В конце концов побеждает Колбасник, сумевший поднести Демосу более лакомый кусок. Пафлагонец разжалован («заслужил подлец меж банщиков и девок руготню вести»), нимфы мира, которых он прятал в своем доме, выпущены на волю, а Демоса Колбасник вываривает в своем котле, и тот появляется на просцениуме молодым, в костюме времен Марафона, теперь уже почти позабытом афинянами, полный сил, энергичный и умный, как в эпоху Мильтиада и Аристида, полный веры в свое славное будущее. Его приветствуют всадники с длинными волосами и в коротких по-спартански плащах — те, кто, по мысли великого комедиографа, могли еще спасти Афины. И даже здесь, сосредоточив весь свой гнев на «пугале горластом», Аристофан не мог удержаться от того, чтобы хотя бы мимоходом не пройтись насчет бесконечно им презираемой поэзии Еврипида. Призванный к ответу за свои ошибки Никий жалуется:

Нет смелости! И слов мне не найти никак

Искусных, скользких, гладких, еврипидовских.

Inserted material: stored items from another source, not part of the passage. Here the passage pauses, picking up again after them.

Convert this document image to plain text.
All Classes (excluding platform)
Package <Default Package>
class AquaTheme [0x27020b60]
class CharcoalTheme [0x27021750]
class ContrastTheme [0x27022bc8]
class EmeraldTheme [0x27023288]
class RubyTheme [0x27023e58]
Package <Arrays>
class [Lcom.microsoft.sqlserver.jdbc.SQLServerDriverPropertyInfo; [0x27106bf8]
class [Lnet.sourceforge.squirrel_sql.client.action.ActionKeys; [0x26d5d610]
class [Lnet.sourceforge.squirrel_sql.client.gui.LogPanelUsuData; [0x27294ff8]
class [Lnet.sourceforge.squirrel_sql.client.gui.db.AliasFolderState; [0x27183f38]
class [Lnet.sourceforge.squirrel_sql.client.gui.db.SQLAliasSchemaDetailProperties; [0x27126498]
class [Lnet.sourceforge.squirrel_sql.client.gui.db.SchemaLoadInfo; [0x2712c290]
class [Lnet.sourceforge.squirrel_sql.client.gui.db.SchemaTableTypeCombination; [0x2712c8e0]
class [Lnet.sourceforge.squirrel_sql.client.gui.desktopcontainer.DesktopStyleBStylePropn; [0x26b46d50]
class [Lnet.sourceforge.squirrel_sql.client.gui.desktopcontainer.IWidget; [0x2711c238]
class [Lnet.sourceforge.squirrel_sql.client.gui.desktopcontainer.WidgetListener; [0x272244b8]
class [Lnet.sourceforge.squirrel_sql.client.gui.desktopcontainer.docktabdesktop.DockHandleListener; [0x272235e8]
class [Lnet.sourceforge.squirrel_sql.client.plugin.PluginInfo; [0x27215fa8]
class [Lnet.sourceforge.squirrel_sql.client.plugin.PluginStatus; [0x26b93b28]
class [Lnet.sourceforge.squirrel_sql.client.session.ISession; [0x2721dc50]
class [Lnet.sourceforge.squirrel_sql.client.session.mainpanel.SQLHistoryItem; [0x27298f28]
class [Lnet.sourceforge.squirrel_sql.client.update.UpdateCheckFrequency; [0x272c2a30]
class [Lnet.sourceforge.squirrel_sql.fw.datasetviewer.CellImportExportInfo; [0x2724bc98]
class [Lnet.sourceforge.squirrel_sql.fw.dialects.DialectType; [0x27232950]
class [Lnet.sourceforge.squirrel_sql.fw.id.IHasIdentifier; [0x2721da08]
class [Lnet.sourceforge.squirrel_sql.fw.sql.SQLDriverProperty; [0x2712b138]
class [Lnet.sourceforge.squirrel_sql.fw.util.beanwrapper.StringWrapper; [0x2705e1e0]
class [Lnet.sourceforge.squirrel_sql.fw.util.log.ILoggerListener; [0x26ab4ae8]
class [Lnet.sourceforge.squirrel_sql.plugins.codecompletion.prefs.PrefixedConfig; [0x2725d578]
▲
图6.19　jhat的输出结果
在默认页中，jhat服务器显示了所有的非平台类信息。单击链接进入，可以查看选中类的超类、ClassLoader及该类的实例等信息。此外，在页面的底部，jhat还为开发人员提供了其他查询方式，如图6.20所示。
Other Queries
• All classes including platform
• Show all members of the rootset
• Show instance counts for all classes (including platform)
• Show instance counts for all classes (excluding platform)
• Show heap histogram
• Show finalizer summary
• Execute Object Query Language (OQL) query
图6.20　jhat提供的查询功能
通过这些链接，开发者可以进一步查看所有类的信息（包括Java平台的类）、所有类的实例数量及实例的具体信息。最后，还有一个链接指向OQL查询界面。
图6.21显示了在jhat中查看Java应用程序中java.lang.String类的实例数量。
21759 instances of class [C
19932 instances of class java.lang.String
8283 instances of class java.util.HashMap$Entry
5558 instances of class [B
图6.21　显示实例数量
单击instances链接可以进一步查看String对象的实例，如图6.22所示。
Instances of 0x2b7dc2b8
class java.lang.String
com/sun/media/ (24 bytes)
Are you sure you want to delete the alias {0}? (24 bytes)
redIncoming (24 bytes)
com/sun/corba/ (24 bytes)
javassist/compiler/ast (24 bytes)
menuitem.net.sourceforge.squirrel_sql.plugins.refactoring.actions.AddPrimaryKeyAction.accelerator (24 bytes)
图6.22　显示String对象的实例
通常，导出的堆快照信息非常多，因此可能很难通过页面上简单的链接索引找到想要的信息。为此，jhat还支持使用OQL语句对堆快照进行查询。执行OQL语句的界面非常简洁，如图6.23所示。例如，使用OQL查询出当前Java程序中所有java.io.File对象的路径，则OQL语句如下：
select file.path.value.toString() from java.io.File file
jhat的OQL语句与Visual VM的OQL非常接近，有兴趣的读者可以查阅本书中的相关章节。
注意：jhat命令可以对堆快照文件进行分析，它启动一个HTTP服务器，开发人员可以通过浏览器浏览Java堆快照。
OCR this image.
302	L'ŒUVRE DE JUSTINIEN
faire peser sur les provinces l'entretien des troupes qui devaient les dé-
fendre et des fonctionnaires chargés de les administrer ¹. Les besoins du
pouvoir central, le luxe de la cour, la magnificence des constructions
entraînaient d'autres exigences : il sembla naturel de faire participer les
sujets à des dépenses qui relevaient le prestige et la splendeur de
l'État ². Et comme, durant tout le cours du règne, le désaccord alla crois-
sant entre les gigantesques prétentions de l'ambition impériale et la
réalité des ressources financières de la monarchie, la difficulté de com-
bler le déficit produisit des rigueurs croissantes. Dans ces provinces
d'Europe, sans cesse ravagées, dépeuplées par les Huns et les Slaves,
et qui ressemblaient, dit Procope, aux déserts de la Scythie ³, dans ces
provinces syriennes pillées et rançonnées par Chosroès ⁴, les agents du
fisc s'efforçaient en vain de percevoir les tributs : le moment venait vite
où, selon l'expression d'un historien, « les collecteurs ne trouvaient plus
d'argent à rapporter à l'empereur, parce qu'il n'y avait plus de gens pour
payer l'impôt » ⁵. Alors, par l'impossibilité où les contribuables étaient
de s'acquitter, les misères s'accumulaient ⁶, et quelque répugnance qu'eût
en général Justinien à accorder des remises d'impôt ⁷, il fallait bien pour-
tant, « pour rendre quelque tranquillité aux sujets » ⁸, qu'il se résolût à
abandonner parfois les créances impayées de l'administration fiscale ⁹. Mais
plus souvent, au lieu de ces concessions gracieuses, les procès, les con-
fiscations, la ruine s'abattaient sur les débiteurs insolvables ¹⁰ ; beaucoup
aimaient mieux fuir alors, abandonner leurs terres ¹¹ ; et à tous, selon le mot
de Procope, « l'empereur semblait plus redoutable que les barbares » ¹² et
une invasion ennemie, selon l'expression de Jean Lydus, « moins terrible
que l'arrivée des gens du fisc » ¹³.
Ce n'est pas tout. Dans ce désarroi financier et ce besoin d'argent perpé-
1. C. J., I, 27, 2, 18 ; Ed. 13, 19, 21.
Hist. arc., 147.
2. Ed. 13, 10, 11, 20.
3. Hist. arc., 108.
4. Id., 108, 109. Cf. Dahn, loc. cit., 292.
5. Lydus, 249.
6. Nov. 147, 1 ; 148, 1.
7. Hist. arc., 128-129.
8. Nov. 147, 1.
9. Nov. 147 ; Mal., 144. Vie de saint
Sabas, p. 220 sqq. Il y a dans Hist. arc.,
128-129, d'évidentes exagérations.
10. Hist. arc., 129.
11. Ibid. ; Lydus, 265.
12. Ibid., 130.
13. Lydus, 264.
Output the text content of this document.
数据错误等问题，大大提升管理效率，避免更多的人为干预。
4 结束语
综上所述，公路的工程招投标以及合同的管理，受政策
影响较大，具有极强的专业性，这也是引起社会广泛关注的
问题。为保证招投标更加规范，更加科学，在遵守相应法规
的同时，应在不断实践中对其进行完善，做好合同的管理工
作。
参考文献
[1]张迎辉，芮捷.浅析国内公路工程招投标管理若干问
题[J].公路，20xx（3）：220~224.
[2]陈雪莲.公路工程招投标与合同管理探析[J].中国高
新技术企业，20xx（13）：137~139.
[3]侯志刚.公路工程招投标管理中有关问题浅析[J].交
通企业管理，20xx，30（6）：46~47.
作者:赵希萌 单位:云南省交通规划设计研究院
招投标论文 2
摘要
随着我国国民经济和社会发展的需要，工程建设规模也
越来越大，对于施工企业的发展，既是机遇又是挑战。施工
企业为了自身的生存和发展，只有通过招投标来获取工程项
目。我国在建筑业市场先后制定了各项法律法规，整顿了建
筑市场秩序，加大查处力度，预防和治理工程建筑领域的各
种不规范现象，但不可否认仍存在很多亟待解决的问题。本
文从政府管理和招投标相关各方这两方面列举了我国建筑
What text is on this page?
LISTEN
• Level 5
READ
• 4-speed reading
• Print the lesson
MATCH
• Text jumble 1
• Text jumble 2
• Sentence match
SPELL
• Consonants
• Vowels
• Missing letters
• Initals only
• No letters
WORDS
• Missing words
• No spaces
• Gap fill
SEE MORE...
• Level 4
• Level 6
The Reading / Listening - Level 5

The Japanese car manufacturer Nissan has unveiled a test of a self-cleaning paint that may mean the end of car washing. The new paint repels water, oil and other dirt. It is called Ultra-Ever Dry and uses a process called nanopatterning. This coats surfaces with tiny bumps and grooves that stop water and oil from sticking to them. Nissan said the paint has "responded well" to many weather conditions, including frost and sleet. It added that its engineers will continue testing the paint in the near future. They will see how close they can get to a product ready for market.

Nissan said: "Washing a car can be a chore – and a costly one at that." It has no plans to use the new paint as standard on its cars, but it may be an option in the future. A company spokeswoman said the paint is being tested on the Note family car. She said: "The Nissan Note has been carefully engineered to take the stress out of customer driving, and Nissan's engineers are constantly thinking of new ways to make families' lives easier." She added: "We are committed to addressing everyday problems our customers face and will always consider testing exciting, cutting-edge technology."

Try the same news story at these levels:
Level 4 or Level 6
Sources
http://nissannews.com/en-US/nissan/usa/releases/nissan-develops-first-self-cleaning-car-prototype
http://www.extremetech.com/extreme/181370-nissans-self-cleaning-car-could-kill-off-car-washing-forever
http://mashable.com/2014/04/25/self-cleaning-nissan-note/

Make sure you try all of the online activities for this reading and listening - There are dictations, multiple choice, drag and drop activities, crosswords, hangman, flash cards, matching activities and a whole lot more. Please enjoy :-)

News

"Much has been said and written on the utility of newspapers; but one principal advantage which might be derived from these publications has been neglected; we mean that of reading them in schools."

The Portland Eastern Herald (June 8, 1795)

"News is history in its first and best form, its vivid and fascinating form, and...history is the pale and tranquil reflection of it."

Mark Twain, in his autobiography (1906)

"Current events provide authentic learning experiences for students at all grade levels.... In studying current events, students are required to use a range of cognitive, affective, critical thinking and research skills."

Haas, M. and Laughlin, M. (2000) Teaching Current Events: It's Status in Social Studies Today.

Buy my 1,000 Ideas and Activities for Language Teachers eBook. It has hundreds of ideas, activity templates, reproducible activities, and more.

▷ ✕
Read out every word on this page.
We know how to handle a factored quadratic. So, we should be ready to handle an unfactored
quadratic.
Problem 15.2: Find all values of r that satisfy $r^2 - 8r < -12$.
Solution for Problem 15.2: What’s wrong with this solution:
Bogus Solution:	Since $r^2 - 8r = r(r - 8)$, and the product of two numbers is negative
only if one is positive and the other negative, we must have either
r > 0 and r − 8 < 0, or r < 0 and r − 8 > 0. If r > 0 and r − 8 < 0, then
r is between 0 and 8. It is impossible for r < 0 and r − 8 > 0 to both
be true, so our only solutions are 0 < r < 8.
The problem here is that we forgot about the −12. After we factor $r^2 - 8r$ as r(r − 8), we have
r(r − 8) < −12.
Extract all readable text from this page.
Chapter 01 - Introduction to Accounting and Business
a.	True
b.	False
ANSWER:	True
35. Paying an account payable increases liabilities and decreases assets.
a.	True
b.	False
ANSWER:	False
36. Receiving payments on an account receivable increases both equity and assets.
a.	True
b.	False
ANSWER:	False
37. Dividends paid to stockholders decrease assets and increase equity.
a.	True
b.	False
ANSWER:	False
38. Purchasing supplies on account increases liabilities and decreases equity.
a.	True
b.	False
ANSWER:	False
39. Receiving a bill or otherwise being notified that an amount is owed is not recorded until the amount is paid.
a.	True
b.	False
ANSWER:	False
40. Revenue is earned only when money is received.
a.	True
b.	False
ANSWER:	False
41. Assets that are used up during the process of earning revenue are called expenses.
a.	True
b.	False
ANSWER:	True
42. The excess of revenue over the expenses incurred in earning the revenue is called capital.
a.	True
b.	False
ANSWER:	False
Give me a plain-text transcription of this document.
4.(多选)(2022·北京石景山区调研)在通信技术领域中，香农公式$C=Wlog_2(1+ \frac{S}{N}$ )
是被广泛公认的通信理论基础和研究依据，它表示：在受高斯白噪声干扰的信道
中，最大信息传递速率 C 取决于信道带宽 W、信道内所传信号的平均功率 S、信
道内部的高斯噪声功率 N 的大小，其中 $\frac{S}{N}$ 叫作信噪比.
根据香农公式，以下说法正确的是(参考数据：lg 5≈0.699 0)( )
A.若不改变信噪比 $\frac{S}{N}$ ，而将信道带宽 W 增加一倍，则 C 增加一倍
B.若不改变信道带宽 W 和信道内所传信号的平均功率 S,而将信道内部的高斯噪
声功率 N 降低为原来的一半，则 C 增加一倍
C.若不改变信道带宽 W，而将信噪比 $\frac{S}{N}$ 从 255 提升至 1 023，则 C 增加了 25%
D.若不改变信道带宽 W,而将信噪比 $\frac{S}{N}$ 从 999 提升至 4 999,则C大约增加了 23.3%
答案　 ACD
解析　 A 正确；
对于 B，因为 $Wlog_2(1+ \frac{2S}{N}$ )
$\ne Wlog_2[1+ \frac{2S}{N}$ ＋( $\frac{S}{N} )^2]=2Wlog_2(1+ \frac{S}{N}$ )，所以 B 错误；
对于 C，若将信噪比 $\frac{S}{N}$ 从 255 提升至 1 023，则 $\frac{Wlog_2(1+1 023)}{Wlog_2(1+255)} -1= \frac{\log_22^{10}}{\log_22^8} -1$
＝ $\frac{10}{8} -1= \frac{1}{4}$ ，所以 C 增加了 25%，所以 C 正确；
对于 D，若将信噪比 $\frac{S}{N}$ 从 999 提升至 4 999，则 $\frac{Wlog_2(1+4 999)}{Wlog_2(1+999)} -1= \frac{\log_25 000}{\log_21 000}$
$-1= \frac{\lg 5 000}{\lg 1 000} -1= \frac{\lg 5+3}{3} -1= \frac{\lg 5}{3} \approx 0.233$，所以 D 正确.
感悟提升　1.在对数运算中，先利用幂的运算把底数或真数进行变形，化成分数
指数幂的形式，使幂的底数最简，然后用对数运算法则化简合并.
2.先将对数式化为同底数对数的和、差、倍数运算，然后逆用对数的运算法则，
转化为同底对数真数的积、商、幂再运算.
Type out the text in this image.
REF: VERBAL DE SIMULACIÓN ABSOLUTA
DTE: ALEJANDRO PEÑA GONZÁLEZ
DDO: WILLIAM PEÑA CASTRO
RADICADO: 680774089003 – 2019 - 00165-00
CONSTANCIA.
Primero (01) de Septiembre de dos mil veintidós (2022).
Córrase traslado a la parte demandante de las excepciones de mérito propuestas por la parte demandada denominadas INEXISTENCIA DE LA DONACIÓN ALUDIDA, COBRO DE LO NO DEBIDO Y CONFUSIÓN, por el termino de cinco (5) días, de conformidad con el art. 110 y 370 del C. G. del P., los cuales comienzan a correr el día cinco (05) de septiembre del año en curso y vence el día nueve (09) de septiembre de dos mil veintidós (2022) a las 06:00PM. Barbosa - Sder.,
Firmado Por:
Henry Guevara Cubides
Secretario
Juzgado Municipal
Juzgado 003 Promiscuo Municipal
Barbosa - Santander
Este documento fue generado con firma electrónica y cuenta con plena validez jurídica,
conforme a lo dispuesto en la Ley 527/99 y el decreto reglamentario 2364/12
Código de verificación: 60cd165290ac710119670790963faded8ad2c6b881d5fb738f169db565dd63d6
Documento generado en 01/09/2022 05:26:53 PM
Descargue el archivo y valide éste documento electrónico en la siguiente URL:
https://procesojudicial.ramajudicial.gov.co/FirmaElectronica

На что Демосфен с живостью возражает:

Ах, нет, не надо брюквы еврипидовской!

Вскоре после представления этой комедии клевреты Клеона, «его сто голов льстецов», напали на Аристофана прямо на улице и избили при дружном смехе собравшегося народа, который и не подумал вступиться за слишком уж смелого поэта. А через пару месяцев осмеянный в театре демагог, замышляющий, по мнению благородного комедиографа, обратить афинян в мещан да мелочных торгашей, был снова назначен стратегом, полный решимости довести до победного конца эту роковую для греков войну.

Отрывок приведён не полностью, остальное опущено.